The kitchen is the heart of the home—or, at least, that's how the cliché has it. For many of us, though, stuck as we are with tiny spaces in which to cook and eat, the kitchen is nothing more than a source of frustration—cluttered and short on both work and eating space. No matter how small the kitchen, though, there are ways to banish the clutter, and to create for yourself a pleasant and harmonious space in which to spend time. It just takes a little thought, and a little inspiration from the professionals. Are you making full use of wall space, or is everything strewn across counter-tops? Have you maximised the storage capacity of your cupboards? If you stand back for a moment, you might discover acres of unused space in your kitchen, that can be put to work as storage space, freeing up counters and breakfast bars for the pleasurable activities of cooking, eating and socialising. Once you've de-cluttered, you can use a few tricks—like mirrors and good use of colour—to create the illusion that your kitchen is bigger than it is. We've collected a few clever space-saving ideas below, and we hope that they'll inspire you to transform your kitchen, no matter how miniscule, into a room that you can be proud to call the heart of your home.
When you're low on space, the vertical space on walls is your very best friend. Mount a rail or rails on the wall, and hang larger utensils, pot lids, chopping boards, and other shallow items on hooks from it. Instead of having endless canisters holding spatulas, whisks, etc. cluttering up your limited work space, all these items will be to hand but stored in a space that would otherwise be wasted. Painting the wall or wall space (if it's a strip over a worktop) behind your rail in a contrasting colour will show that you mean business, and haven't just whacked stuff up on your walls randomly.
In this clever kitchen design from Studio Andree Weissert all of the kitchen essentials are hidden over-sized drawers. Refuse and recycling bins slot in on the left, while crockery and utensils go on the right. Extra counter space is created on the right-most drawer by building two shelves in at the perpendicular to the main counter-top. Easy access to pots, pans and everyday crockery is provided in the half-height drawer under the hob, while lesser-used items can go on the shelf underneath. Mounting the utensil drawer on the side means it can be full-width without interfering with either the hob or the sink.
You might think that your kitchen isn't big enough to hold any dining space, but you might be surprised. What designers call a 'breakfast bar' is, when it comes right down to it, a shelf with seats placed against it. Look around your kitchen—is there a gap under a window, or on a side wall, where you could install a shelf? All it takes, then, is a couple of stools, pushed under when not in use, and you have a dedicated dining space in your kitchen. If your kitchen is really tiny, you could consider a hinged shelf, that you stow flat against the wall when not in use.
In a room where a goodly proportion of the items stored there are made of stainless steel or aluminium, magnets are a godsend.
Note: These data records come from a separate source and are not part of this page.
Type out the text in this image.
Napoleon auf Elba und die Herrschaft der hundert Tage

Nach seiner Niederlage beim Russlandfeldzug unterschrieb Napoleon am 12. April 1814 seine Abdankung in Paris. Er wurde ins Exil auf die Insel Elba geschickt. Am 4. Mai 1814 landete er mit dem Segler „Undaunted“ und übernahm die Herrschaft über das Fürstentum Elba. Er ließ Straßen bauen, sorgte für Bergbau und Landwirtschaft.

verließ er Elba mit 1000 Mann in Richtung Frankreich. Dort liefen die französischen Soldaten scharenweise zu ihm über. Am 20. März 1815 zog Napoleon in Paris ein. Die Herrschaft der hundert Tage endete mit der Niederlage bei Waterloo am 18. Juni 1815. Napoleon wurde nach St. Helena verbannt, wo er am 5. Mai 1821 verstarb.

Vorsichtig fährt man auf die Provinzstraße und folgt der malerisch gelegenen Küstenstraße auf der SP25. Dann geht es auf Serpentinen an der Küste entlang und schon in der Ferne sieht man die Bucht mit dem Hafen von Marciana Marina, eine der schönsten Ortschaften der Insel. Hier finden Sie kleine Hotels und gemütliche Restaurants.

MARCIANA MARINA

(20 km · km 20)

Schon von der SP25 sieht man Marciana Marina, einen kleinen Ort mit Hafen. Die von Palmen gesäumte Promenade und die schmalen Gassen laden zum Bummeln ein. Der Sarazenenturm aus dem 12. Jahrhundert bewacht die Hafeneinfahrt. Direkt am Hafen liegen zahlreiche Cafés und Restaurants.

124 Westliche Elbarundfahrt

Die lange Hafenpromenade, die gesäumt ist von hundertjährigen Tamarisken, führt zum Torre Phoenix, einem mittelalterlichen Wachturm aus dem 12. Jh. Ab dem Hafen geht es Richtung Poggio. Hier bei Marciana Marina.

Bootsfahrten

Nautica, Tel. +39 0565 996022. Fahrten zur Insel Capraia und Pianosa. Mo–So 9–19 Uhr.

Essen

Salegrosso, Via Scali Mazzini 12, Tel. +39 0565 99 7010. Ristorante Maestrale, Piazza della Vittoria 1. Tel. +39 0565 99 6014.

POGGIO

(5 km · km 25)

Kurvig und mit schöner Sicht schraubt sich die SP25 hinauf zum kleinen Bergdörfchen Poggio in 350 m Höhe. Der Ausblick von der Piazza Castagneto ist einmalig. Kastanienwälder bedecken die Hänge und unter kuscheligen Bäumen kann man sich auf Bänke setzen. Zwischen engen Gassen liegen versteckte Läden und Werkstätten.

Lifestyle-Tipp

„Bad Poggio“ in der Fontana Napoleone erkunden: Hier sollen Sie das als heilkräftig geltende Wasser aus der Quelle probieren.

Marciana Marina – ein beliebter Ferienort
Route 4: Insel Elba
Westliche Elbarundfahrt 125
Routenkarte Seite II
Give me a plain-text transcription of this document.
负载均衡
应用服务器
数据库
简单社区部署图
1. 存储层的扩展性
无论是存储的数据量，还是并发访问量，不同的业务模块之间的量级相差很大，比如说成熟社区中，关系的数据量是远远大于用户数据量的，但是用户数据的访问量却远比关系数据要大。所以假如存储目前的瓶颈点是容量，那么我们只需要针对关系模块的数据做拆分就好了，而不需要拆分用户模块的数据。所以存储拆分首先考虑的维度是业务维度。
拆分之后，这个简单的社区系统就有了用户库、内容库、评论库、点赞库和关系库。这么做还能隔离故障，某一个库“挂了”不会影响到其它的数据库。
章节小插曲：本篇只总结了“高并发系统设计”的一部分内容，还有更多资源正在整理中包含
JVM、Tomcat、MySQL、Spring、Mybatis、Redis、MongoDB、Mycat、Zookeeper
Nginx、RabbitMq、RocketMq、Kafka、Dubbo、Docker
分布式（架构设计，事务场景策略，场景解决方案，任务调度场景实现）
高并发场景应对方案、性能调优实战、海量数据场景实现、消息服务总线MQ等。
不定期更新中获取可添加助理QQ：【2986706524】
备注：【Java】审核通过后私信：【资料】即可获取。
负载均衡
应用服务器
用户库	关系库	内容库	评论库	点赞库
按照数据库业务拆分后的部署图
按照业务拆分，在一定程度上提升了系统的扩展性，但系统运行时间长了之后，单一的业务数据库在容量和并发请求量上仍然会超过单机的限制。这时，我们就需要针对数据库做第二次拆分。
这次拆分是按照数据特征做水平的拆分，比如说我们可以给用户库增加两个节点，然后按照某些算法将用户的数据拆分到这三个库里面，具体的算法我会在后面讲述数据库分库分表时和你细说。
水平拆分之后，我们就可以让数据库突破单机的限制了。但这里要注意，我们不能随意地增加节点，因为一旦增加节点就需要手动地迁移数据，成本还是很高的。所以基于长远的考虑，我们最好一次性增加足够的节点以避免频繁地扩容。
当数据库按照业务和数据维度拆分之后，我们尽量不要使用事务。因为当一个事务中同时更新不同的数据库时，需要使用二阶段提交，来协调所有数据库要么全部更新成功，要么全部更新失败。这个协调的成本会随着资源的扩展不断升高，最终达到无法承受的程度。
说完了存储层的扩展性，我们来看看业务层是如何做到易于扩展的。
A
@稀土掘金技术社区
A simple magnetic strip on the wall will hold all of your knives; a larger magnet—perhaps integrated into a noticeboard (as seen in this ideabook) or as a splashback on one wall—will hold larger items like pot lids. Again, the idea is to make full use of vertical space to give you more room to move and live.
In a confined space, cupboard handles, believe it or not, can take up quite a significant portion. If each handle on your cupboards protrudes 3 or 4 centimetres into your kitchen, that's 3 to 4 centimetres on each side of a small space that you can't move around in. So ditch them! Spring mounted door openers will not only save you physical space, they'll also create smooth, clean lines that will trick the eye into thinking there's more room available than there really is.
Open your cupboards, and look at the inside of your doors. What do you see? Unused space! (Probably.) Mounting shallow shelves on cupboard doors, as in this bespoke oak larder by Maple & Gray Ltd., will give you precious extra centimetres that you can use for storage of small items like spices, packets, salt, etc. An alternative idea is to mount hooks inside cupboard doors to hang chopping boards, lids, or bags.
Not so much a space-saver, this one, as a space-creator. Mirrors are the masters of illusion when it comes to creating a sense of space. Particularly if you obscure their edges—as has been done here by mounting the mirror between a shelf and a countertop, thus hiding its upper and lower edges—a mirror will create a kind of 'window on the world', making it seem like you're gazing into an extension of the space, when all you're really seeing is that space reflected back at you. Mounting a mirror so that it catches the light from nearby windows will only add to the effect.
Galley kitchens can sometimes seem claustrophobic—those serried ranks of cupboards above and below creating the impression of a tight, cramped workspace. Breaking up the uniformity of your wall-hanging cupboards by painting them different colours, or hanging them at different heights, will create visual interest, distracting your from your kitchen's limited size.